Aiden reached into his pants pocket and drew out his pack of smokes. He lit one and started to laugh.
“It ain’t funny.”
“I don’t know about that.” Aiden held out his pack of cigarettes and offered one to Thad. “You’ve got to admit, that’s pretty damn funny.”
“What?” Thad took one of the USA Golds and bit the filter between his teeth.
“That girl having you on the ground about to beat your ass.” Aiden laughed so hard he could hardly get the words out. “I told you those two were trouble.”
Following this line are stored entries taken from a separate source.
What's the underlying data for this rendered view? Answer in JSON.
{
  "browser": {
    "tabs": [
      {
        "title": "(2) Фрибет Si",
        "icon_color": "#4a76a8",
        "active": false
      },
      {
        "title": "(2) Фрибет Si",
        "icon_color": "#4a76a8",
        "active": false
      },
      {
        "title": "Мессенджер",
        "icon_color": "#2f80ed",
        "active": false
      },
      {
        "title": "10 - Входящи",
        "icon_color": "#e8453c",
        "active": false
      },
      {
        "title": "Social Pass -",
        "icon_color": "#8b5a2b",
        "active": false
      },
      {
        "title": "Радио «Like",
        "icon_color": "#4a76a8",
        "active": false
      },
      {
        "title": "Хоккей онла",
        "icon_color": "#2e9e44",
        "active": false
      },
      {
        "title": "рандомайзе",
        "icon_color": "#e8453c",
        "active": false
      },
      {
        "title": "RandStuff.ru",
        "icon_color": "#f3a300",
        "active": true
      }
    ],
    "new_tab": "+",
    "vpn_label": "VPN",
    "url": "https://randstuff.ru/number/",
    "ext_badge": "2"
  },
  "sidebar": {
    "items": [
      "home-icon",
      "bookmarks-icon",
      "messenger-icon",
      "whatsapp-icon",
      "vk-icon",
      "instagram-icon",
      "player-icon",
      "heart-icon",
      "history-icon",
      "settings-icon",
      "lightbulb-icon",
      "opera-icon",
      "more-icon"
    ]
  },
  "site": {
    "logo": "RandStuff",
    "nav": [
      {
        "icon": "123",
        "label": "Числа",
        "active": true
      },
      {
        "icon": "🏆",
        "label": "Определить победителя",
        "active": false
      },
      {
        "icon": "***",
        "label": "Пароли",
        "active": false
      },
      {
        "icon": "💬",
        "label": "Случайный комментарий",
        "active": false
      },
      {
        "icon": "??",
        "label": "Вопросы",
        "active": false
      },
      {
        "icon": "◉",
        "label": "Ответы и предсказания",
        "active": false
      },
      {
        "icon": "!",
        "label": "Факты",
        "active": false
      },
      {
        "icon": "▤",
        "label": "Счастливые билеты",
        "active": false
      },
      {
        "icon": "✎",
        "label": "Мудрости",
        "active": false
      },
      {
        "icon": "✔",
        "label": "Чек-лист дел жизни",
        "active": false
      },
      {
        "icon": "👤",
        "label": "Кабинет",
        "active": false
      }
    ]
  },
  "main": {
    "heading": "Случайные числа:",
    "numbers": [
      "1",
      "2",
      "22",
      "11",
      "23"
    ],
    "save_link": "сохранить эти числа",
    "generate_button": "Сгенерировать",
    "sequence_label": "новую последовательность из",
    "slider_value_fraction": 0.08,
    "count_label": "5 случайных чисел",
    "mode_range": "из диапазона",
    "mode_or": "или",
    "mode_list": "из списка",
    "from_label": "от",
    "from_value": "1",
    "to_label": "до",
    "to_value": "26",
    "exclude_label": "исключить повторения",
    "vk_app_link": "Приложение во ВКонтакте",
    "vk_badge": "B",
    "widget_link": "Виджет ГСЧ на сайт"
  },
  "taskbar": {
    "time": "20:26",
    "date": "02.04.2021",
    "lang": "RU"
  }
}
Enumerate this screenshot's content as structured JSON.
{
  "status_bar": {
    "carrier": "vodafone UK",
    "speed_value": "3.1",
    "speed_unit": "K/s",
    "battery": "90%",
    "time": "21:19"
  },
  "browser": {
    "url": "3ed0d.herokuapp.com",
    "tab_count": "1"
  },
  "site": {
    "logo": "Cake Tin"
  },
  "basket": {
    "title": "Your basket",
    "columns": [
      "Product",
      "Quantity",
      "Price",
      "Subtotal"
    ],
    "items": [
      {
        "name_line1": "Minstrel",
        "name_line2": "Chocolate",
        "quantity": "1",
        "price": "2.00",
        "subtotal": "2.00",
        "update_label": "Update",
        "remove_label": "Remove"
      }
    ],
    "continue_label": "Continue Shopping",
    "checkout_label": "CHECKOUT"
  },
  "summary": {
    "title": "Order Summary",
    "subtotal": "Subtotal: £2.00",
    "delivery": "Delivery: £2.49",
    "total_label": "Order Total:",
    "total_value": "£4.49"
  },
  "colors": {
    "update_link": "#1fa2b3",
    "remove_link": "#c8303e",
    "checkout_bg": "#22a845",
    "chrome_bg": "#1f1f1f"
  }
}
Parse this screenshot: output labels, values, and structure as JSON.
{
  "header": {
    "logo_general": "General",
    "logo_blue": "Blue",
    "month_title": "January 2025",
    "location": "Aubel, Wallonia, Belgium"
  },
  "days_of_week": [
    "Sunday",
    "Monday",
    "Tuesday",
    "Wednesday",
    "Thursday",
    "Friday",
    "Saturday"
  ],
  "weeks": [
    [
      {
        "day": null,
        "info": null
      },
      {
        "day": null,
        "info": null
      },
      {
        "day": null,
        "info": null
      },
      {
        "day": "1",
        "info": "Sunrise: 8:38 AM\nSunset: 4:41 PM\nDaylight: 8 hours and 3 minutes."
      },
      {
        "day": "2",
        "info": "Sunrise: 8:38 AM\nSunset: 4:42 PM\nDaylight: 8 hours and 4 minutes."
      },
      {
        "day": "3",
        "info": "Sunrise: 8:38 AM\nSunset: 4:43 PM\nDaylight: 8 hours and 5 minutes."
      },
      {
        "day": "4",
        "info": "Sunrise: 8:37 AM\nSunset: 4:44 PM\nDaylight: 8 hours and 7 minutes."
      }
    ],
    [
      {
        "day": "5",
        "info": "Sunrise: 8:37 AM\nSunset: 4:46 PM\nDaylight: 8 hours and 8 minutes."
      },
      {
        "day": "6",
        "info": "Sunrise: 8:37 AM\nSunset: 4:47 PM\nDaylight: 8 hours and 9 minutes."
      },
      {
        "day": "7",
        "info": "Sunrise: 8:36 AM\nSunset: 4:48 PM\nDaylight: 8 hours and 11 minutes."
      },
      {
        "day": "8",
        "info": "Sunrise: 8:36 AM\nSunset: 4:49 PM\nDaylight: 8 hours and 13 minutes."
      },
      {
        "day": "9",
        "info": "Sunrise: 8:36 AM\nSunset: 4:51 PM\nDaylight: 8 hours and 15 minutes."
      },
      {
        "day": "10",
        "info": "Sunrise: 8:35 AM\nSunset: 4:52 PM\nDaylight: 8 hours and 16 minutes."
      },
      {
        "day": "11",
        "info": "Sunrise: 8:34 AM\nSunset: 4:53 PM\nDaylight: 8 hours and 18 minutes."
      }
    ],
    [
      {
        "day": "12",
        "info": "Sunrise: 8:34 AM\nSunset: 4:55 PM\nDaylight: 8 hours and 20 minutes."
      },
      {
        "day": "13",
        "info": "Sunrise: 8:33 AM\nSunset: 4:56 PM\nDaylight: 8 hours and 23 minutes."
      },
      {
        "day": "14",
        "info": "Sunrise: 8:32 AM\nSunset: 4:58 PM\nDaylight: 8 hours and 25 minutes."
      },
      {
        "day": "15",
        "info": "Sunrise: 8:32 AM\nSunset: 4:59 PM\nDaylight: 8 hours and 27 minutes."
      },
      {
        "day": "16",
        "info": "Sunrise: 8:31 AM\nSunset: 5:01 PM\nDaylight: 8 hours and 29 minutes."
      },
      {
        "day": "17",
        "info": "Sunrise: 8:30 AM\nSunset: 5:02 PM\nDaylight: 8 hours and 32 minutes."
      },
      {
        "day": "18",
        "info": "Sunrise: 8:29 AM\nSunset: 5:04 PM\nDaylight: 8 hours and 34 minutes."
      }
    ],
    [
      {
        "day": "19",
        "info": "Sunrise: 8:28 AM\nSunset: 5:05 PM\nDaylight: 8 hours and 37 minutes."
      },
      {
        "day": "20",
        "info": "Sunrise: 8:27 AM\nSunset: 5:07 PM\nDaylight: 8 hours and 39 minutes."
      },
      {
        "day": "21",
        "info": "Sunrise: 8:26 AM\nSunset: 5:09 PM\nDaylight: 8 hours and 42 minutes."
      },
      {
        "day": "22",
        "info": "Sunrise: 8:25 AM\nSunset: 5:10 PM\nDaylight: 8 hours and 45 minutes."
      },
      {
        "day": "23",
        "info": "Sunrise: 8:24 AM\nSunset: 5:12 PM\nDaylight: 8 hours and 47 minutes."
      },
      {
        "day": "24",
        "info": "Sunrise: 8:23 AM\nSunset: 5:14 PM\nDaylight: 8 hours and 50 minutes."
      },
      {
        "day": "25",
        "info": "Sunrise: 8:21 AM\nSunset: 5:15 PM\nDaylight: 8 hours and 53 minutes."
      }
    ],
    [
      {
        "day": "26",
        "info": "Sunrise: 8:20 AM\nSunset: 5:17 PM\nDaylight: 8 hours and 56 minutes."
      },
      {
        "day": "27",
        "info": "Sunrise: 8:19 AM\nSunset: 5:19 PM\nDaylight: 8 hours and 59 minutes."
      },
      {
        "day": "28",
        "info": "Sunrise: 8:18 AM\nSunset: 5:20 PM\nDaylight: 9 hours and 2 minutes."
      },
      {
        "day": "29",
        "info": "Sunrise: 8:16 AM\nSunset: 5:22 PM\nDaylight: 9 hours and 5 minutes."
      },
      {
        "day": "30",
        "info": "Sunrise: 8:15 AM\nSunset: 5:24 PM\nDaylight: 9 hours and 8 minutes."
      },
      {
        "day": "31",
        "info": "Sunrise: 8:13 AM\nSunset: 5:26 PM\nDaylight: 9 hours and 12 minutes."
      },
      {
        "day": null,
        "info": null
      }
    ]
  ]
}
“Well, you was right, by God.” Thad huffed through his nose and smiled as he shook his head. He walked over to the steps and sat down on the edge of the porch. Loretta Lynn put her front paws on his leg and leaned up toward his face to get him to pet her. “Did you ever talk to Leland?” Thad asked.
“Yeah,” Aiden said.
And the two of them just sat there smoking cigarettes as the sun burned off the morning.